Amidst recent uncertainties in higher education, on June 27, the Oakland University Board of Trustees (BOT) held a summer meeting to discuss the impact of national policies on the university, approve the 2025-26 budget and a Smart Manufacturing M.S.
Ora Hirsch Pescovitz, OU president, kicked off the meeting by congratulating the more than 2000 2025 graduates. Pescovitz highlighted the fact that 92% of OU students come from Michigan and more than 95% of those employed stay in the state, earning 9% more than graduates from the region.
President’s Report
The university president then tackled the uncertainties created by the current condition of federal funding and the impact of state funding on OU.
“We build our budget with what we know, but recognizing that there are uncertainties,” Pescovitz said. “The areas that we’re concerned about, and again, this is a changing target, are Pell Grant eligibility [and] Grad PLUS loans.”
If passed in July, the One Big Beautiful Bill would reduce Pell Grant eligibility for many low-income students by increasing the credit hour requirements and reducing the student aid index necessary for the grant. The legislation could also eliminate Grad PLUS loans in an effort to “curb over-borrowing and force universities to rein in tuition,” Kaplan law firm explained.
Federal risk-sharing would also be a concern, Pescovitz explained, since universities would be expected to pick up the debt of students who default on their loans. Medicaid was the fourth main point of concern, “because the medical school, their budget is heavily reliant on Medicaid dollars,” Senior Vice President for Finance & Administration, Stephen Mackey, said.
Without the state’s final decision on the higher education budget, the university president introduced the recommendations for the 2025-26 budget.
“The governor has recommended a 3.1% increase to higher ed across the board plus a 1% one-time increase,” Pescovitz said. “The Senate has passed a bill recommending a 2.1% across the board increase to all of the universities, plus a 1% one-time across the board increase.”
The House recommended a 3.1% decrease across the board, including a 65% decrease in funding specifically to the University of Michigan and an 18.3% decrease to Michigan State University.
Items for Consideration/Action
A new Master of Science degree in Smart Manufacturing was approved, enabling graduate students to gain expertise in data connectivity, digital twins, data analytics and the simulation of manufacturing systems.
“We developed this program based on the government’s push, the industry needs and also the interest from the students,” Quian (Beth) Zou, Associate Dean of the School of Engineering and Computer Science, said. The 32-credit program, which is also one of five in the country, will open job opportunities at Boeing, Siemens and Ford – among other military contractors.
Mackey then presented a data center request for proposal and predevelopment agreement to diversify the university’s revenue.
“The opportunity that we have is adjacent to the DTE substation,” Mackey said. “We’ll also be relocating Oakland’s data center and, in turn, open up research space in Dodge Hall for us to expand our research portfolio.”
The proposed data center will be placed on parking lot 35, behind Hillcrest Hall and has already attracted the attention of 32 private firms.
“We have potential for smart campus technology, artificial intelligence, research, digital learning, experiential learning, internships,” Mackey said. “Also, jobs for our students and for our local economy, and then also this feeds into our economic impact within the region.”
Fiscal Year 2025-26 General Fund Budget and Tuition Rates
The BOT approved a $318,060,735 budget for the 2025-26 academic year, the Oakland University News reported.

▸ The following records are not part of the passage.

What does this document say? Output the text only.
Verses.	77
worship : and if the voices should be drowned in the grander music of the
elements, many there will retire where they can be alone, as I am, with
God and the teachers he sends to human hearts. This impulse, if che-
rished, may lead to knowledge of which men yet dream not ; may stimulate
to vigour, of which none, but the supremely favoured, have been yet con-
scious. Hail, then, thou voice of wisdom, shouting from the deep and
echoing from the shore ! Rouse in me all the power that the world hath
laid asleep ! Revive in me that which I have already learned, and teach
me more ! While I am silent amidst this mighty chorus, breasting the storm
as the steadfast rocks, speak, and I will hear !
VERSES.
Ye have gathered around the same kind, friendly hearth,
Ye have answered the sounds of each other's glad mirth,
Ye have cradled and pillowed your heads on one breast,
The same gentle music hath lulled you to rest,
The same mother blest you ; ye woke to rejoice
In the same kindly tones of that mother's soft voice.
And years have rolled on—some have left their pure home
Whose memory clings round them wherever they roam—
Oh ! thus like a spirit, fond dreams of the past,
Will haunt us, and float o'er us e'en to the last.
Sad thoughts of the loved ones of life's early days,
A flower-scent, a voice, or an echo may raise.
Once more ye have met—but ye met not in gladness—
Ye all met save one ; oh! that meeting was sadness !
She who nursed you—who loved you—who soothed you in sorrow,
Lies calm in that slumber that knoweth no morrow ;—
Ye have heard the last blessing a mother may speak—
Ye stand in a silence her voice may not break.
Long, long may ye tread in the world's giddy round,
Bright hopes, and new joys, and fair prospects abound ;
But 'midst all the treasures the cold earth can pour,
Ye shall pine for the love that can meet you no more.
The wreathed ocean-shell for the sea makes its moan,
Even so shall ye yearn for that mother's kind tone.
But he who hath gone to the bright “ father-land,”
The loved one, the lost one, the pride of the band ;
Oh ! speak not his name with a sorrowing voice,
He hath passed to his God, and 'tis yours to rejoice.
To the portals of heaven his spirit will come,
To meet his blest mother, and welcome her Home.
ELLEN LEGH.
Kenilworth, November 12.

The 4.5% increase in the undergraduate tuition rate was also approved alongside the 3.99% increase for graduate students.
“This year, a 4.5% [increase] equates to $25.75 per credit hour, which equates to approximately $770 for the year for the students per semester,” Mackey said.
The budget will direct $10 million to salaries and benefits, $1.1 million to miscellaneous expenditures like utilities, fuel, license agreements, software, etc. Finally, $1.6 million will go to strategic initiatives like credit hour production.
“We have a slew of scenarios that we’ve developed in our office that would deal with all kinds of different scenarios that could happen,” Mackey said. “Some of these things we’ve planned for are disruption or changes to the Pell Grant, as the President mentioned, changes to federal student loan programs, as the President has mentioned, and also cash flow delays from federal sources.”
Joshua Kobus and Xavier Iriarte were honored as student liaisons, Joe Jones was appointed to continue his role as the BOT Chair and Trina Scott was appointed Vice Chair. The meeting was adjourned with no further comments from the public.